Título: Torturado na ditadura, ainda criança, filho de militante político morre em SP
Autor: Herdy, Thiago
Fonte: O Globo, 19/02/2013, País, p. 8

Carlos Alexandre não se recuperou dos maus-tratos sofridos quando tinha apenas 1 ano e 8 meses

Carlos Alexandre Azevedo, o Cacá, tinha 1 ano e 8 meses quando policiais invadiram a casa de sua avó, na Zona Sul de São Paulo, e o levaram para a sede do Departamento Estadual de Ordem Política e Social (Dops), em janeiro de 1974, onde estavam presos os seus pais. Foi esbofeteado quando chorava e jogado ao chão durante a visita de militares de madrugada à casa da avó, em São Bernardo do Campo, em uma operação de identificação de possíveis aparelhos da resistência ao regime militar. Bateu a cabeça e nunca mais se recuperou, segundo o pai, o jornalista Dermi Azevedo, que contou a história no livro de memórias "Travessias torturadas", lançado no último ano.

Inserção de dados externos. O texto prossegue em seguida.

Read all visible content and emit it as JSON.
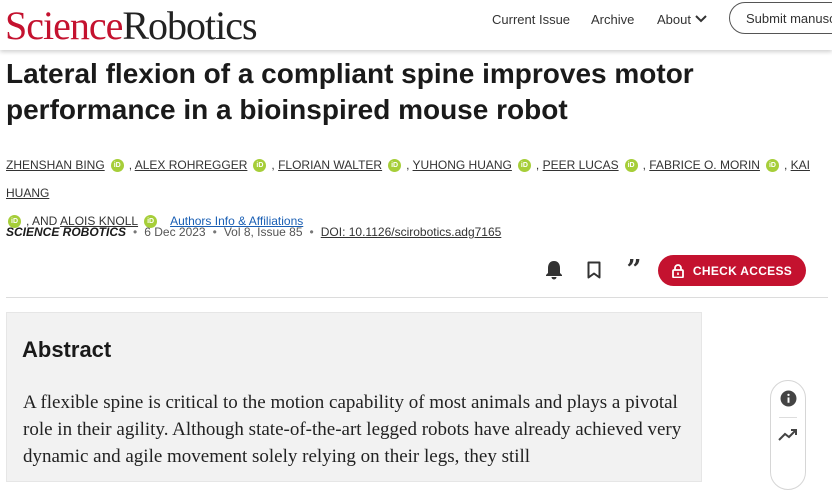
{
  "header": {
    "logo": {
      "science": "Science",
      "robotics": "Robotics"
    },
    "nav": {
      "current_issue": "Current Issue",
      "archive": "Archive",
      "about": "About"
    },
    "submit_label": "Submit manuscript"
  },
  "article": {
    "title": "Lateral flexion of a compliant spine improves motor performance in a bioinspired mouse robot",
    "authors": [
      "Zhenshan Bing",
      "Alex Rohregger",
      "Florian Walter",
      "Yuhong Huang",
      "Peer Lucas",
      "Fabrice O. Morin",
      "Kai Huang",
      "Alois Knoll"
    ],
    "orcid_label": "iD",
    "and_label": ", AND",
    "affiliations_link": "Authors Info & Affiliations",
    "journal": "SCIENCE ROBOTICS",
    "date": "6 Dec 2023",
    "volume": "Vol 8, Issue 85",
    "doi": "DOI: 10.1126/scirobotics.adg7165",
    "meta_separator": "•"
  },
  "toolbar": {
    "access_label": "CHECK ACCESS",
    "quote_glyph": "”"
  },
  "abstract": {
    "heading": "Abstract",
    "text": "A flexible spine is critical to the motion capability of most animals and plays a pivotal role in their agility. Although state-of-the-art legged robots have already achieved very dynamic and agile movement solely relying on their legs, they still"
  },
  "colors": {
    "brand": "#c4122f",
    "orcid": "#a6ce39",
    "link": "#1a5fb4",
    "abstract_bg": "#f2f2f2"
  },
  "icons": [
    "chevron-down-icon",
    "bell-icon",
    "bookmark-icon",
    "quote-icon",
    "lock-icon",
    "info-icon",
    "trending-icon",
    "orcid-icon"
  ]
}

Policiais que levaram o menino diziam que ele "já era doutrinado e perigoso", relatou a mãe, Darcy Andozia, que também foi processada sob acusação de dar proteção a militantes de esquerda, principalmente aos integrantes da ala progressista da Igreja Católica. Durante o tempo em que os pais ficaram presos, Carlos Alexandre foi criado pelos avós. Começou a procurar saber sobre o seu passado quando tinha entre 10 e 11 anos. As sequelas do que sofreu na infância se agravaram ao longo da vida.

Foi diagnosticado como portador de "fobia social" e tomou antidepressivos e antipsicóticos. Tinha dificuldade de criar laços de amizade, e trabalhou como operador de computadores, mas por pouco tempo. Carlos Alexandre recebeu indenização da Comissão da Anistia. Suicidou-se com uma overdose de remédios no último fim de semana, aos 40 anos.

- Meu coração sangra de dor - escreveu Dermi Azevedo em mensagem endereçada a amigos em sua conta no Facebook, onde atribuiu as agressões ao filho à "equipe do delegado Sérgio Fleury", chefe do Dops no período em que Carlos Alexandre foi preso e agredido.

O Movimento Nacional de Direitos Humanos (MNDH) divulgou nota em solidariedade à família em que diz que "hoje a ditadura militar concluiu a morte de Carlos iniciada em tão tenra idade" e acrescenta que o acontecimento "fortalece o empenho na luta por memória, verdade e justiça".

Presidente do Grupo Tortura Nunca Mais em São Paulo, Rose Nogueira disse ter recebido a notícia da morte de Carlos Alexandre com perplexidade e lembrou a seriedade do pai ao longo da vida, compartilhando do luto da família.

- Meus dois filhos foram presos quando eram crianças, e minha sobrinha nasceu dentro da prisão. Quem viveu essa experiência sabe que são traumas que carregaremos a vida inteira. Não é algo que você consegue superar - disse Maria Amélia Telles, ex-presa política.

- O suicídio é o limite da angústia - escreveu Dermi Azevedo na mensagem.

Maria Amélia disse admirar o amigo "por ter conseguido expor por escrito uma dor que não tem tamanho".